Austria wants the EU to host Anthropic — and it exposes a bigger problem

By: Anton Kratiuk | today, 15:59
Austria wants the EU to host Anthropic — and it exposes a bigger problem

Austria has formally asked the European Commission to explore hosting Anthropic — the maker of Claude — within the EU, after US export controls in June 2026 knocked out access to the company's two most advanced AI models globally. The move, triggered by the US Commerce Department restricting Anthropic's Fable 5 and Mythos 5 models on national-security grounds, signals how fragile European access to frontier AI has become. For British and American users and businesses that relied on those models, the disruption was immediate and unplanned.

What actually happened

On June 12, 2026, Washington imposed nationality-based export controls on Fable 5 and Mythos 5. Anthropic found that screening users by nationality was unworkable — it would have meant dismissing foreign staff — so it pulled both models offline entirely, for everyone. A partial fix arrived on June 26, when vetted US institutions regained access to Mythos, but Fable 5 remained restricted and access for non-US users, including the UK, did not resume. The episode confirmed what many had suspected: a single policy shift in Washington can sever access to critical AI infrastructure overnight, with no warning.

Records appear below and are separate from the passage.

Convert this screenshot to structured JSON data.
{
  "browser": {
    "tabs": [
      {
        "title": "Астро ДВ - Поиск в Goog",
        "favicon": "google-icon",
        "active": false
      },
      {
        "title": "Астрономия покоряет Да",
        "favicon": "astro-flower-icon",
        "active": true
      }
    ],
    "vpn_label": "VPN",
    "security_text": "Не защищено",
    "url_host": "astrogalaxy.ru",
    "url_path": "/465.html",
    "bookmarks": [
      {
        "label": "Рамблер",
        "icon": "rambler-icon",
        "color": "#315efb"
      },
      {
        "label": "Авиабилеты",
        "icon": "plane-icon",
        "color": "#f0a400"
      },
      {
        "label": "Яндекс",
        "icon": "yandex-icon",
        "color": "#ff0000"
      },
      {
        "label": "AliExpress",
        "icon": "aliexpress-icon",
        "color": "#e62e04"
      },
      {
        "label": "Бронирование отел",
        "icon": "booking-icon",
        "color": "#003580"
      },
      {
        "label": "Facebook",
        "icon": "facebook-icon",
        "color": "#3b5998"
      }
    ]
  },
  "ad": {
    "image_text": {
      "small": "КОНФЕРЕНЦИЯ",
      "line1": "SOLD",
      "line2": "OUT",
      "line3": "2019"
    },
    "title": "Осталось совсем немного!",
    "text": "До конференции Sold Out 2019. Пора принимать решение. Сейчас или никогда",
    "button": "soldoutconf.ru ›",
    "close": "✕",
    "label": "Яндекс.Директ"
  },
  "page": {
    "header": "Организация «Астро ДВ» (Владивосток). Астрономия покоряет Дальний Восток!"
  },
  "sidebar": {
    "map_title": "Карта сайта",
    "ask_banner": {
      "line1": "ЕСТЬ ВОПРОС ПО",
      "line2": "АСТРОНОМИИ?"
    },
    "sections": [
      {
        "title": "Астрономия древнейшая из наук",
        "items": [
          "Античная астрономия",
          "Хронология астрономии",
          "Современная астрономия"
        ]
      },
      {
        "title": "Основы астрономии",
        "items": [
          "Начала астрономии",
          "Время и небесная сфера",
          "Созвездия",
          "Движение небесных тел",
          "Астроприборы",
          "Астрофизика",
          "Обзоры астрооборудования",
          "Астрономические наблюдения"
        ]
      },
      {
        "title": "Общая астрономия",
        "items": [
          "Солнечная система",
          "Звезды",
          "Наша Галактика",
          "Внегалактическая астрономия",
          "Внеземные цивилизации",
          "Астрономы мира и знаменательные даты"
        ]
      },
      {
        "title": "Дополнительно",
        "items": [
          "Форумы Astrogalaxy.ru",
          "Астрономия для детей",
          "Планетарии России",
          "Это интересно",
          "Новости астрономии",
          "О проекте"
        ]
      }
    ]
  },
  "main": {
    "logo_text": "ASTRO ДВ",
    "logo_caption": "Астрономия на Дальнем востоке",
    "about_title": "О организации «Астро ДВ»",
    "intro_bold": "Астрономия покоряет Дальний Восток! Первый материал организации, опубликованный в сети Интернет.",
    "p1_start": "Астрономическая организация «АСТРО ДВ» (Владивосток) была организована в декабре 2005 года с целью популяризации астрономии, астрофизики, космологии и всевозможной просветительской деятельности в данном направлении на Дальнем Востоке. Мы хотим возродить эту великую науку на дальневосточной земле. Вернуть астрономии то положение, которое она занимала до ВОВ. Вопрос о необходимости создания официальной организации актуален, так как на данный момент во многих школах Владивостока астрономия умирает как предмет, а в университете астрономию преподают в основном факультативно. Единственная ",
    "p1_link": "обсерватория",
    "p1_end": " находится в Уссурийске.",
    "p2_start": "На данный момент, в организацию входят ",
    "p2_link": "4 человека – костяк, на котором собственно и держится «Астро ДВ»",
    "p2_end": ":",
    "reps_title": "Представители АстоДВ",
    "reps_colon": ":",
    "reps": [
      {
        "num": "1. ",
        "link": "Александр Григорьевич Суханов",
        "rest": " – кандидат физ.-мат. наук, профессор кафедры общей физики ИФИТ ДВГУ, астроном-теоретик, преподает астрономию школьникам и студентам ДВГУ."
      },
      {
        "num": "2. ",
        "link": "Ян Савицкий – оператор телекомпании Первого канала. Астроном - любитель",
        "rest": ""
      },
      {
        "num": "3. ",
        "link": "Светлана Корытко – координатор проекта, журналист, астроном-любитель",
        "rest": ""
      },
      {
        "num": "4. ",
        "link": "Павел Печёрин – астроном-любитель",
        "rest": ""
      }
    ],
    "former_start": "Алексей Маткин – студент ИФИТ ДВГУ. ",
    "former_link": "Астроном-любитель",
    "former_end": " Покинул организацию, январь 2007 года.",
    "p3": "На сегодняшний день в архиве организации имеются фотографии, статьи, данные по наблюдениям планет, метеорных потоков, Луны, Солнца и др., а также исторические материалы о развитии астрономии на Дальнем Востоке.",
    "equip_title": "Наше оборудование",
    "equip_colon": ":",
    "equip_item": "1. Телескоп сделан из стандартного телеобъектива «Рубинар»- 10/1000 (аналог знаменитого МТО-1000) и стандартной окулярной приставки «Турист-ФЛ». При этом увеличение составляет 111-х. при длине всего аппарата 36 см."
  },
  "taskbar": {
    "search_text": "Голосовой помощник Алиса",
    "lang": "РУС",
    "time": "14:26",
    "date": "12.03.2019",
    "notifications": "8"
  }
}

Austria's pitch — and why it's complicated

Austria's State Secretary for Digitalization Alexander Pröll sent an official letter to Virkkunen — EU Tech Commissioner Henna Virkkunen — arguing that Europe should offer Anthropic legal certainty, market access, capital, and a values alignment that Washington apparently can't guarantee. The idea is that anchoring Anthropic in the EU would insulate European operators from future US policy swings and act as a catalyst for local AI talent.

The pitch is politically tidy but practically thorny. Anthropic runs on Amazon Web Services infrastructure under a roughly $100 billion compute deal — moving jurisdiction doesn't move the data centers. EU membership also means full exposure to the AI Act, whose compliance costs for high-risk systems run to an estimated €29,000–€34,000 per unit annually. The UK faced the same access problem from a weaker position: post-Brexit, British regulators have no direct say over Anthropic's operations and lack the EU's bloc-level negotiating leverage.

The broader signal

Anthropic has been expanding its European footprint — it recently hired a senior Orange executive to lead European operations and is in talks with EU cybersecurity agency ENISA over the Mythos cyber model. But no formal response to Austria's proposal has emerged. The episode is less a workable relocation plan than a warning flare: Europe's dependence on US-controlled AI infrastructure is a structural vulnerability, and the "special relationship" — for the UK especially — is no substitute for regulatory leverage.